Vigilant is an interesting company and was one of the companies we covered in our March 2013 emerging managed security services wave.[ii] Vigilant’s suite of cyber threat management services complements Deloitte’s security consulting practice. Vigilant's Fusion Service for SIEM offers modules for SIEM systems management. The modules include event / threat use case development, threat intelligence, and incident response. Vigilant combines these into customized services for SIEM program management.  

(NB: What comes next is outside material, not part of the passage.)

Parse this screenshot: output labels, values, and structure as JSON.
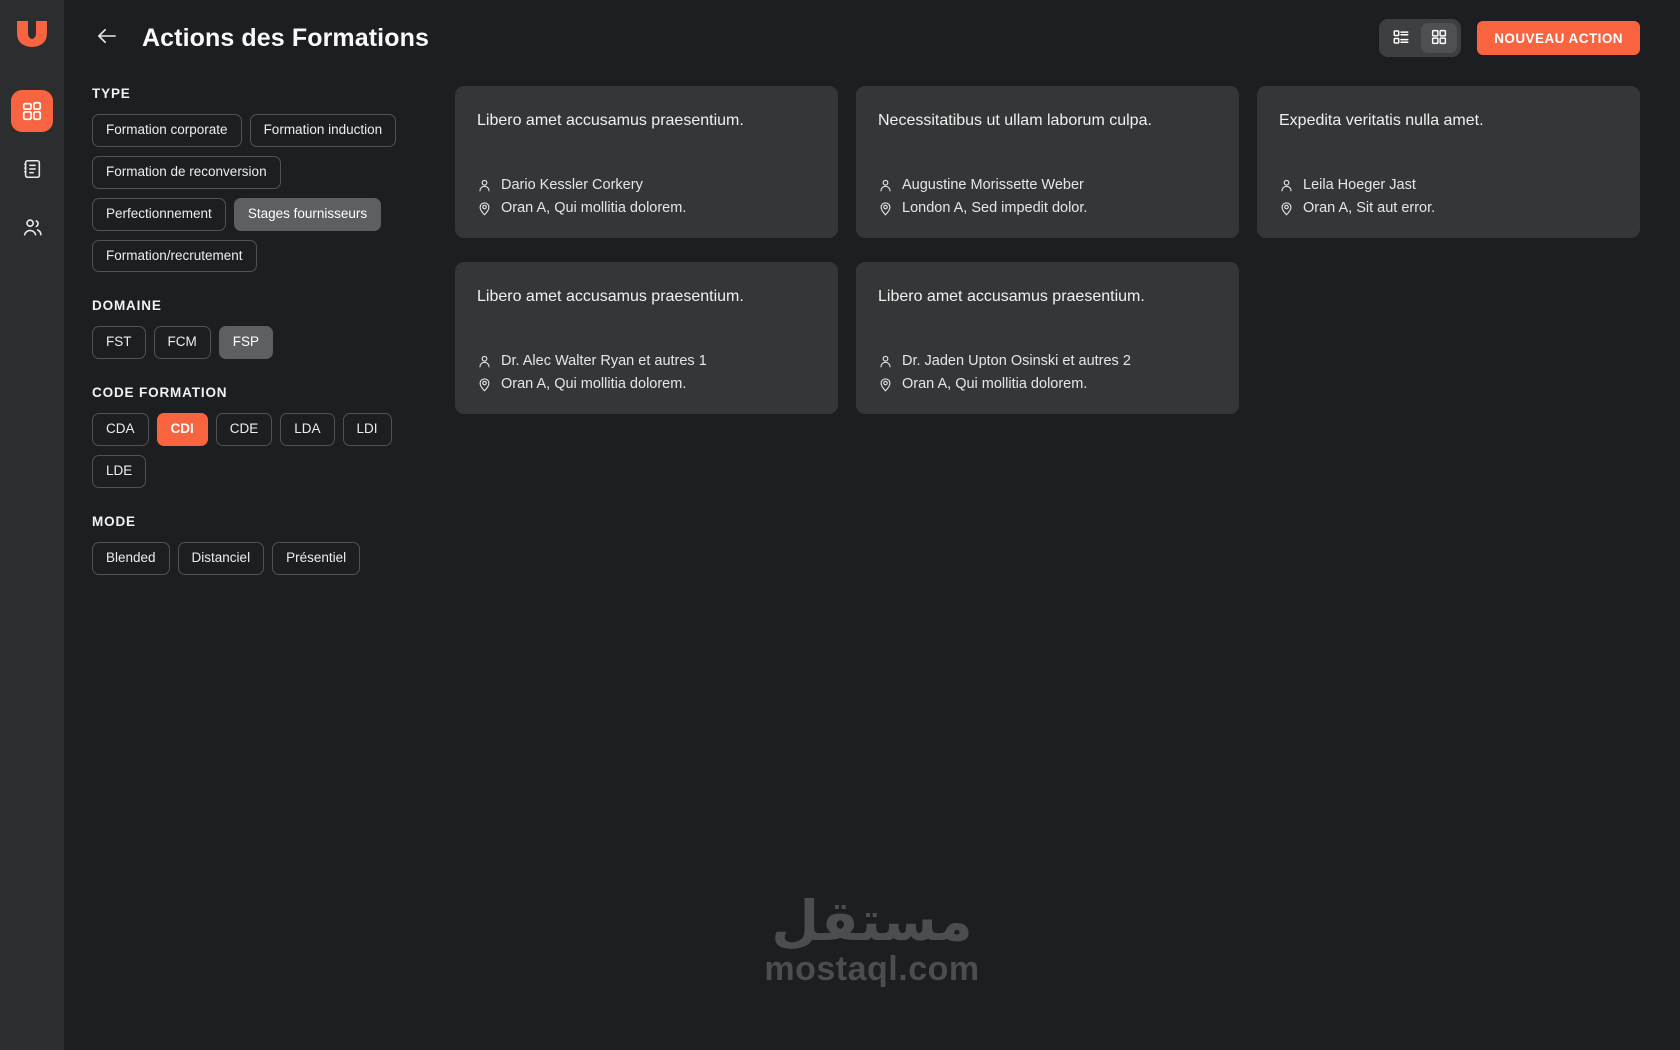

Vigilant's business model prior to Deloitte’s acquisition is to provide support for Fortune 500 clients and their on-premises-based SIEMs. This co-sourcing model leaves the equipment, security software, and data in the customer's data center. Vigilant manages the client technologies from its SOC, leaving the equipment, security software, and data in the customer's data center. The company also has very good threat intelligence capabilities, and as noted in other research, this is a significant differentiator for MSSPs. Forrester does not see this changing, because the continuous monitoring and threat intelligence capabilities the Vigilant provides bring another important capability to Deloitte’s already substantial client base, and also because Vigilant’s service model uses the client’s on-premises-based SIEM as opposed to investing in its own SIEM infrastructure. This provides Vigilant’s clients more control of their SIEM environment. Continuing this model in the new combined company represents strong adjacency to Deloitte’s current consulting service delivery model.

This is the beginning of a trend where traditional advisory service consultancies will dive into the managed security services business. The MSSP business is attractive to these companies for a variety of reasons, including broader client footprint, annuity based contracts, more consistent and predictable cash flow and improved service margins that quality MSSPs typically enjoy.